Results: Of the 410 patients, 19 patients developed CIN (8/142 patients on coronary angiography and 11/268 patients on contrast-enhanced CT), and 38 patients had worsened renal function (21/142 patients on coronary angiography and 17/268 patients on contrast-enhanced CT). CIN was not associated with worsening renal function at 2 years. Analysis by renal function at the time of coronary angiography or contrast-enhanced CT (i.e., eGFR ≥30 ml/min/1.73 m2 and eGFR ≤1.73 m2) found no between-group difference in the occurrence of CIN.

Conclusions: CIN is not a prognostic risk factor for the long-term of chronic kidney disease after coronary angiography or contrast-enhanced CT. Pre-existing renal dysfunction is also not a risk factor for CIN, even if the eGFR is <30 ml/min/1.73 m2.

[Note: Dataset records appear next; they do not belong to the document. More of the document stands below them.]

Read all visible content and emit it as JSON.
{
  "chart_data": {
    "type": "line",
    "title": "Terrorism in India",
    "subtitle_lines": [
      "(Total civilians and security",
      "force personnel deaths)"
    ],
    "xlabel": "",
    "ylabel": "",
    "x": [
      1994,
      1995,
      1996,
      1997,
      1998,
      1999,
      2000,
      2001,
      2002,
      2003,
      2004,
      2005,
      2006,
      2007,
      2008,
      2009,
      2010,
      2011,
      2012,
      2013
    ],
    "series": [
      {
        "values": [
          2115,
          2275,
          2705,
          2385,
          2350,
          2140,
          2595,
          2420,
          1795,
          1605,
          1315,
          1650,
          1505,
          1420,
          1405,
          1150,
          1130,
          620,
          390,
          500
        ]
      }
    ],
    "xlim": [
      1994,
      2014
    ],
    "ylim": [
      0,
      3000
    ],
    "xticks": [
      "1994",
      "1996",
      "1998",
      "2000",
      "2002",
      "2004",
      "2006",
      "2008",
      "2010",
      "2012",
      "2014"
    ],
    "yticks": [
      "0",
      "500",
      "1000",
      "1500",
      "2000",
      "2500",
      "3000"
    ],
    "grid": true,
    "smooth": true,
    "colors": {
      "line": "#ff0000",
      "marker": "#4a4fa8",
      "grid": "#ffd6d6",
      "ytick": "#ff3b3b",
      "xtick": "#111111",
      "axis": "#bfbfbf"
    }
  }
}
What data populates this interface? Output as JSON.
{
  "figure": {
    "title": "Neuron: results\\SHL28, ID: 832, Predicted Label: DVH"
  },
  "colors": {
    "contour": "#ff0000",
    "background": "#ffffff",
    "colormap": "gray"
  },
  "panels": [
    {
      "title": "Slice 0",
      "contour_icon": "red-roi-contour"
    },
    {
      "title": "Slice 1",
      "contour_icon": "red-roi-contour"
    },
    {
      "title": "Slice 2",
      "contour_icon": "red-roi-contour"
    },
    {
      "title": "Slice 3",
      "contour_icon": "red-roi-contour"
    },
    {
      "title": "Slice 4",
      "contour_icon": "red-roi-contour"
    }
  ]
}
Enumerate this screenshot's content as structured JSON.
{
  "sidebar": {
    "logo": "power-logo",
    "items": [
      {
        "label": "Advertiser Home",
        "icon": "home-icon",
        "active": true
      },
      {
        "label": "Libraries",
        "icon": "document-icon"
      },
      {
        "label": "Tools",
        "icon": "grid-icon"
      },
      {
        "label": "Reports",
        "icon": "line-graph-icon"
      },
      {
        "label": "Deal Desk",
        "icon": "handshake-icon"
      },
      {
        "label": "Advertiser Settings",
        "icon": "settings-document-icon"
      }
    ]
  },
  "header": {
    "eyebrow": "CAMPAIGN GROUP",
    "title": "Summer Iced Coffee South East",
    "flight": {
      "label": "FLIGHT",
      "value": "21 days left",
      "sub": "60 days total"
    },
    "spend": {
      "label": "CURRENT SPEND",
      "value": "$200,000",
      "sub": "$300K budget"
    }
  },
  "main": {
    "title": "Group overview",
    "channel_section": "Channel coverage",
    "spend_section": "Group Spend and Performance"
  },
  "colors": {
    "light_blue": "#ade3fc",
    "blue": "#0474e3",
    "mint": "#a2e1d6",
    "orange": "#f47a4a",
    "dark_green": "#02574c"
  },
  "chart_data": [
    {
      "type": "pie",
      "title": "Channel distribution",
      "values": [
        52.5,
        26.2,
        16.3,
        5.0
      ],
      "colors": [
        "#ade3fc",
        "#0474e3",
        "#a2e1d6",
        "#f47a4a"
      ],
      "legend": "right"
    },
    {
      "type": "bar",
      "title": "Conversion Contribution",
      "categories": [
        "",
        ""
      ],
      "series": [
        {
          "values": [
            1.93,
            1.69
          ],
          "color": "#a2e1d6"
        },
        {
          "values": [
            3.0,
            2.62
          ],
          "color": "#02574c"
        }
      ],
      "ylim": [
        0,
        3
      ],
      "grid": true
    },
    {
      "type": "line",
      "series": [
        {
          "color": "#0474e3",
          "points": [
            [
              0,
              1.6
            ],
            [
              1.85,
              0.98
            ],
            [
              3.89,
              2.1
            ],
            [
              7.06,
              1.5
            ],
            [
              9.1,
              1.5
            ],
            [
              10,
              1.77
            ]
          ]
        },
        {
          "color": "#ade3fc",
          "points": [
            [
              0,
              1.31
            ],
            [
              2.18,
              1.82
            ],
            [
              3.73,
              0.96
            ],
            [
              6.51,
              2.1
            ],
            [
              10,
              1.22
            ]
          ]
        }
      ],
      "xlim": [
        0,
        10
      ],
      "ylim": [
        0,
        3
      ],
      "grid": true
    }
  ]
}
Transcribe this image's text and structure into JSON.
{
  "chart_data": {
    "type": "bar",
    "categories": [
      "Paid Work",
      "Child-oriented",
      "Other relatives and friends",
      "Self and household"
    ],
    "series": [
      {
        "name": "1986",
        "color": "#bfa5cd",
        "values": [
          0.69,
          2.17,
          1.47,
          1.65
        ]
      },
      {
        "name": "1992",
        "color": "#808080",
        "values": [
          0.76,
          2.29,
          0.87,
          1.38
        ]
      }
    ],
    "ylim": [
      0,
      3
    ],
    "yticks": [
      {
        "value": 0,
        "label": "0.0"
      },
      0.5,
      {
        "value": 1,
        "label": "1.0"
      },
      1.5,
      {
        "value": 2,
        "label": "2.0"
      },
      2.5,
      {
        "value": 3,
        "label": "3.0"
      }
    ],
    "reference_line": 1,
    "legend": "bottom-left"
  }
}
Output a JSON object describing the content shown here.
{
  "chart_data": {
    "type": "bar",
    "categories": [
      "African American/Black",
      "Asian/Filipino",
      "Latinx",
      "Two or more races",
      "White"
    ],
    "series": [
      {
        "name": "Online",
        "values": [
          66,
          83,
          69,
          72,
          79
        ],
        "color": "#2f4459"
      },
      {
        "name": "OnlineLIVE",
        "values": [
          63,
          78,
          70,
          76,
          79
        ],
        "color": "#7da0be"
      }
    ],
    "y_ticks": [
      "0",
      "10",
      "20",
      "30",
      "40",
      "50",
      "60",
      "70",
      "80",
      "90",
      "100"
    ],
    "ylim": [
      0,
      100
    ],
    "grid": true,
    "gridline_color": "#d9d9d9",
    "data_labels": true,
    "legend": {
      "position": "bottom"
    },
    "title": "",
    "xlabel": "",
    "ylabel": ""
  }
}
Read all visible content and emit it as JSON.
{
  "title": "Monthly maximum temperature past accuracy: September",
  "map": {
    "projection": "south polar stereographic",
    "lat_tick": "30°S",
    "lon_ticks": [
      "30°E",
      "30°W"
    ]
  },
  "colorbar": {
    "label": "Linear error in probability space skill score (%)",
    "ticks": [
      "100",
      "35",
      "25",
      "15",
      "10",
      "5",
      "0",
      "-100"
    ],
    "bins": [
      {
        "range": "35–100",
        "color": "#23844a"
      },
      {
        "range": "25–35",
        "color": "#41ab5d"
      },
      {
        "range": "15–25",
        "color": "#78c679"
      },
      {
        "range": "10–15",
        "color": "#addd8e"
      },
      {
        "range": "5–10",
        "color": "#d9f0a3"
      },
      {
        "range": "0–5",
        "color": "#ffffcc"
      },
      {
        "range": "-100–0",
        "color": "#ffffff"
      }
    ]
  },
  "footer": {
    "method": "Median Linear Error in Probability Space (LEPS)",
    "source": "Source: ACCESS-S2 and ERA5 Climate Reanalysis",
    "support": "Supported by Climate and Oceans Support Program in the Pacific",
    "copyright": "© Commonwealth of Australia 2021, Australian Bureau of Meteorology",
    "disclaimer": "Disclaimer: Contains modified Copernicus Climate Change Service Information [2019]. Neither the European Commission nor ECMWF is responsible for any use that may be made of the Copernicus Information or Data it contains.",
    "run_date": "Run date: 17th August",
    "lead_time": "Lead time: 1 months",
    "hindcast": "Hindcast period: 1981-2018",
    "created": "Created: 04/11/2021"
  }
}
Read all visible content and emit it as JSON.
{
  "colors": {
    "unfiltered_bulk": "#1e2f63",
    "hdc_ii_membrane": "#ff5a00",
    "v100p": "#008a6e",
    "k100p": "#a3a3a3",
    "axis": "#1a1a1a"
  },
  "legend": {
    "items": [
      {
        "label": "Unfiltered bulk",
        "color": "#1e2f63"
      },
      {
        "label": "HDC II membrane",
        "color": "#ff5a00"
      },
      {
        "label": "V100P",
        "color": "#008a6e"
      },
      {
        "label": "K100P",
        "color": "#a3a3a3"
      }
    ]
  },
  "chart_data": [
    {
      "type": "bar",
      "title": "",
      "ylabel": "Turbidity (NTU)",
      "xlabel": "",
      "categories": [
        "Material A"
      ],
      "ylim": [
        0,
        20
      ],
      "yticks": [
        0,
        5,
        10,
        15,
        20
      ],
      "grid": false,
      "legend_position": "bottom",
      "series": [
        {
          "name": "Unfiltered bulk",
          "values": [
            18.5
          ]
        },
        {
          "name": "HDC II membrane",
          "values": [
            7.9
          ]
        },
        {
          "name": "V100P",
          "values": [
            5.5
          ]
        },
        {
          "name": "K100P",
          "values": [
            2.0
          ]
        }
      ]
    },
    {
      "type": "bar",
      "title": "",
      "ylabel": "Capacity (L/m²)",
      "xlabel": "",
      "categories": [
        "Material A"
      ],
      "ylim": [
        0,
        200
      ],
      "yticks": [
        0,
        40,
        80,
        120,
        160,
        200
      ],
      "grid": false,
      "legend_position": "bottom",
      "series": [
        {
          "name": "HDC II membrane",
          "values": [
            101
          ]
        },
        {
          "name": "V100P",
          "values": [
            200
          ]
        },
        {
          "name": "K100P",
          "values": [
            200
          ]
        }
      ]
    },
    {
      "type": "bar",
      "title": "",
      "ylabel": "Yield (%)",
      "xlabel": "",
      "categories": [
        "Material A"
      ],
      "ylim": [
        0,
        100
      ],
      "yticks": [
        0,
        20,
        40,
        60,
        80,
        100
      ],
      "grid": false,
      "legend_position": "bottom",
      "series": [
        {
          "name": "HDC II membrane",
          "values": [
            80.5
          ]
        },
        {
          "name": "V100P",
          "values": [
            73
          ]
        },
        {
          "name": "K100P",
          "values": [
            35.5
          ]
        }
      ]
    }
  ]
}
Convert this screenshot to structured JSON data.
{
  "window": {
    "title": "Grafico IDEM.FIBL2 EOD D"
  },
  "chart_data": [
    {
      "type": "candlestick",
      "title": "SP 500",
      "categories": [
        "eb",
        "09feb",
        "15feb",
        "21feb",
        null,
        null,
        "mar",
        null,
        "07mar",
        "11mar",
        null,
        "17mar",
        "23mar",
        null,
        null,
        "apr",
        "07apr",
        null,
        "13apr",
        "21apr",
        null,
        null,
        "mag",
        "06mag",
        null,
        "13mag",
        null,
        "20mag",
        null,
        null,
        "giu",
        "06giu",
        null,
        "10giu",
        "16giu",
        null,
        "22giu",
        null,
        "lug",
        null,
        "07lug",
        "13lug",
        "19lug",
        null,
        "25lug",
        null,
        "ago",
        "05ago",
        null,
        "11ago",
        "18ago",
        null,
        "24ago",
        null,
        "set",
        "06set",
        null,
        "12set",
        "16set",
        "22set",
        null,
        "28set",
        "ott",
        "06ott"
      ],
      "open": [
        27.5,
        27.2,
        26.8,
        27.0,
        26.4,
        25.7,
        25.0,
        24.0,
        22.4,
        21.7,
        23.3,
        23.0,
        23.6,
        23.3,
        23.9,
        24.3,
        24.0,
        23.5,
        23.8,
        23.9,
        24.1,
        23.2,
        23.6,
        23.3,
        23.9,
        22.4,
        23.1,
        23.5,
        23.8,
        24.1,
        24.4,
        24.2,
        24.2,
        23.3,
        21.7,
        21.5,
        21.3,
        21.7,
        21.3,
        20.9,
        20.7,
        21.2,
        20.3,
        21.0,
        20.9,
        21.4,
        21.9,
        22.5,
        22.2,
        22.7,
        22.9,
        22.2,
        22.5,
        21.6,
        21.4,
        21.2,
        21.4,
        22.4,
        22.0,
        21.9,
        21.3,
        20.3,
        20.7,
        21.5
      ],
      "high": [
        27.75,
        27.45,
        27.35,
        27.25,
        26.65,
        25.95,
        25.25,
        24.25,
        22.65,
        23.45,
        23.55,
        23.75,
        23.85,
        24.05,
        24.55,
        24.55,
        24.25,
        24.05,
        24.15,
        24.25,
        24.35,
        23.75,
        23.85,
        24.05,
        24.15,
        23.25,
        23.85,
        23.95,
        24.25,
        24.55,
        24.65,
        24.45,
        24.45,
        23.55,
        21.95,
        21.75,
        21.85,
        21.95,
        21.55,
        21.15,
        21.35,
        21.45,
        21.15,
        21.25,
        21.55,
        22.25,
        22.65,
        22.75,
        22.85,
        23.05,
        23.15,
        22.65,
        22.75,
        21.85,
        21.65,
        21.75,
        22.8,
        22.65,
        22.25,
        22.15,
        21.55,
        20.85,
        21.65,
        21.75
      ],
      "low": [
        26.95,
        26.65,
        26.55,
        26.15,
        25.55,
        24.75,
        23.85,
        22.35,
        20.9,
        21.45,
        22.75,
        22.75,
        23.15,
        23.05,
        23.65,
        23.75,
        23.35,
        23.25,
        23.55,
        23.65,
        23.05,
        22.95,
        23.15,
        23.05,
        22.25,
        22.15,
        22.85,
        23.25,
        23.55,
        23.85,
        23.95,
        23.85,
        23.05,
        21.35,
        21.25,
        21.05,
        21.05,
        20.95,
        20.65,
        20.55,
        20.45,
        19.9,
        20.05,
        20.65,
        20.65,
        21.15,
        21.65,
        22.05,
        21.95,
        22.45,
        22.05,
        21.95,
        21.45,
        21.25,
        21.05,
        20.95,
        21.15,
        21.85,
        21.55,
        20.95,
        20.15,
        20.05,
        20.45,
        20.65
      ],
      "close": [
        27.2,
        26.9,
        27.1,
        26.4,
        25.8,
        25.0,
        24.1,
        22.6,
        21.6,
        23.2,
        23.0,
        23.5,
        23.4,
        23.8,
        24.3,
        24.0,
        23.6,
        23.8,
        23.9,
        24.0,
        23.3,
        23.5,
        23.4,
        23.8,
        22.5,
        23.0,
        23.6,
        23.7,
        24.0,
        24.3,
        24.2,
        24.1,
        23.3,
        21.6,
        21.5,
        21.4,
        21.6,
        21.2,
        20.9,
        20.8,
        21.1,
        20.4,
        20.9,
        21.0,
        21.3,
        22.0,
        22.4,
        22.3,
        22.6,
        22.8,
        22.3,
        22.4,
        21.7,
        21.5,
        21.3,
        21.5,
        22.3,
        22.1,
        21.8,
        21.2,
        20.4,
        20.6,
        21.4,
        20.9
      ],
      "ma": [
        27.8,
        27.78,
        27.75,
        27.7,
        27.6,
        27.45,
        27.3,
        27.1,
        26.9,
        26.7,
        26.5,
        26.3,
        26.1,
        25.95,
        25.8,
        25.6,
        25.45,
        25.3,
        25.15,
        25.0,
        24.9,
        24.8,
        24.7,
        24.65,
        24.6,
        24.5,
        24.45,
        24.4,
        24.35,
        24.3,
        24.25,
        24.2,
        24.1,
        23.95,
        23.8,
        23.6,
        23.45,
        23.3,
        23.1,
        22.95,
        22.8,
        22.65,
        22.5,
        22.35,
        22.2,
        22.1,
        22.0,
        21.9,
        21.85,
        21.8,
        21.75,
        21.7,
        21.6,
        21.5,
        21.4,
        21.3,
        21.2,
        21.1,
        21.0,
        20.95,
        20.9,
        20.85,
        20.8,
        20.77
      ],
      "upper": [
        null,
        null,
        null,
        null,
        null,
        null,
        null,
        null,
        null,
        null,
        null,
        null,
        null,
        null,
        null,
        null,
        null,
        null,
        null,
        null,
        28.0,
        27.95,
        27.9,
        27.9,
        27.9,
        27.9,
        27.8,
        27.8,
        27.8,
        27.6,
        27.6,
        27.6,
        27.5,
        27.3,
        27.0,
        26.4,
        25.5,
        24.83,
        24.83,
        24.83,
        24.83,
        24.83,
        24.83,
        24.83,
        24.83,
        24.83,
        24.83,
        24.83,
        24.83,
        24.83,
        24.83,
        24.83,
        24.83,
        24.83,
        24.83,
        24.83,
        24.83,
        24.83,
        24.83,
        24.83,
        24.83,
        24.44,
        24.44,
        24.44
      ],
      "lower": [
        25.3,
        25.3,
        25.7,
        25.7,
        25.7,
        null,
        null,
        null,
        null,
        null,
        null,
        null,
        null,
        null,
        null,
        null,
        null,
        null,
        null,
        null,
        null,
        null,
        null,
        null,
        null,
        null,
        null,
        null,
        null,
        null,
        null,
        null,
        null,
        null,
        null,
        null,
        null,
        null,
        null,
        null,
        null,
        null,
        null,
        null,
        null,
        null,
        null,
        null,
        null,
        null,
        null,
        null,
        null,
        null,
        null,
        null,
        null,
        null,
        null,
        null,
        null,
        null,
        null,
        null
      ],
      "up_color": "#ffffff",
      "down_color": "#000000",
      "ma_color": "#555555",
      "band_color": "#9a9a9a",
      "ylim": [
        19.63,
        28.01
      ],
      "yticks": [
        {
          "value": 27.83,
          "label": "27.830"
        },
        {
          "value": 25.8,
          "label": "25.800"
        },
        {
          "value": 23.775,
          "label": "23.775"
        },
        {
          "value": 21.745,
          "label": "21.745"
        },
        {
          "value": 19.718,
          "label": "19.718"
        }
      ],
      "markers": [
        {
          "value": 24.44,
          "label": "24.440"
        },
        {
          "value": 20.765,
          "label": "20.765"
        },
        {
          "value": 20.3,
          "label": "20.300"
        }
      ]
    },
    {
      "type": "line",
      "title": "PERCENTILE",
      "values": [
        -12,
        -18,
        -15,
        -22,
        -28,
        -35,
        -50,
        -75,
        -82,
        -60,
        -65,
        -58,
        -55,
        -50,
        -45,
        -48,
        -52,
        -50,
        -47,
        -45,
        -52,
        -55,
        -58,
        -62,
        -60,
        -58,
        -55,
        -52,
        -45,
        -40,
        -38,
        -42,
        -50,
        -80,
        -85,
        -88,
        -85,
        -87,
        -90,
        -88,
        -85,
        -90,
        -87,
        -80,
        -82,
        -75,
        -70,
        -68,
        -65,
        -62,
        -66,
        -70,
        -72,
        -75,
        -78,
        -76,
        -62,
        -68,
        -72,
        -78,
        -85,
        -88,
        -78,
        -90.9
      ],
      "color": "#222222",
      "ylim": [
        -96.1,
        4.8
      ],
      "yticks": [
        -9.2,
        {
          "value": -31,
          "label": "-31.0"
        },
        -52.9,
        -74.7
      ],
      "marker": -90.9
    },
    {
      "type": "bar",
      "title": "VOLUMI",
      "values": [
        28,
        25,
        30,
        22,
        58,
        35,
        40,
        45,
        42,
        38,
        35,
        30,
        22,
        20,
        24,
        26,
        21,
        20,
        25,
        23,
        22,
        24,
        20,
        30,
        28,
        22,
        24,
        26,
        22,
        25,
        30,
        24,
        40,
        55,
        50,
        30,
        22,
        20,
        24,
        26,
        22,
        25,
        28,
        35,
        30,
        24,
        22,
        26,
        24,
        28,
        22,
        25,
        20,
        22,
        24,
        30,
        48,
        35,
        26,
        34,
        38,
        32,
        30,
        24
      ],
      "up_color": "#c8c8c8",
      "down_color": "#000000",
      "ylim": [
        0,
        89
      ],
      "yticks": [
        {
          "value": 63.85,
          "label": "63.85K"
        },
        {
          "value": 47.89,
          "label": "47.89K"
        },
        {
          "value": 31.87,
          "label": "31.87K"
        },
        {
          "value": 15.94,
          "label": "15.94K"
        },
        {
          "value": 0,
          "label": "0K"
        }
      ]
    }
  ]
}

造影剂肾病对冠状动脉造影和增强计算机断层扫描后长期肾功能的影响。
背景:造影剂肾病(CIN)是否对后续肾功能障碍有预后影响以及肾功能恶化是否是CIN的危险因素尚不清楚。本研究旨在评估已有肾功能不全患者发生CIN的情况,并探讨冠状动脉造影或增强CT (contrast-enhanced computed tomography, CT)后肾功能恶化的长期影响。并分析肾功能不全恶化的预后因素。方法:这是一项前瞻性队列研究,研究对象是有CIN风险的患者,定义为冠状动脉造影估计的肾小球滤过率(eGFR) 2或增强CT估计的eGFR 2。评估血清肌酐水平和2年预后。CIN定义为对比剂给药后72小时内血清肌酐水平比前值增加超过0.5 mg/dL或增加25%。主要终点是根据CIN发生情况,2年内血清Cr翻倍或诱导透析的患者比例。结果:410例患者中,19例发生CIN(冠状动脉造影8/142,CT增强11/268),38例肾功能恶化(冠状动脉造影21/142,CT增强17/268)。2年时,CIN与肾功能恶化无关。通过冠脉造影或增强CT时的肾功能分析(即eGFR≥30 ml/min/1.73 m2和eGFR≤1.73 m2),两组间CIN的发生无差异。结论:在冠状动脉造影或增强CT后,CIN不是慢性肾脏疾病的长期预后危险因素。即使eGFR为2,先前存在的肾功能不全也不是CIN的危险因素。
本文章由计算机程序翻译,如有差异,请以英文原文为准。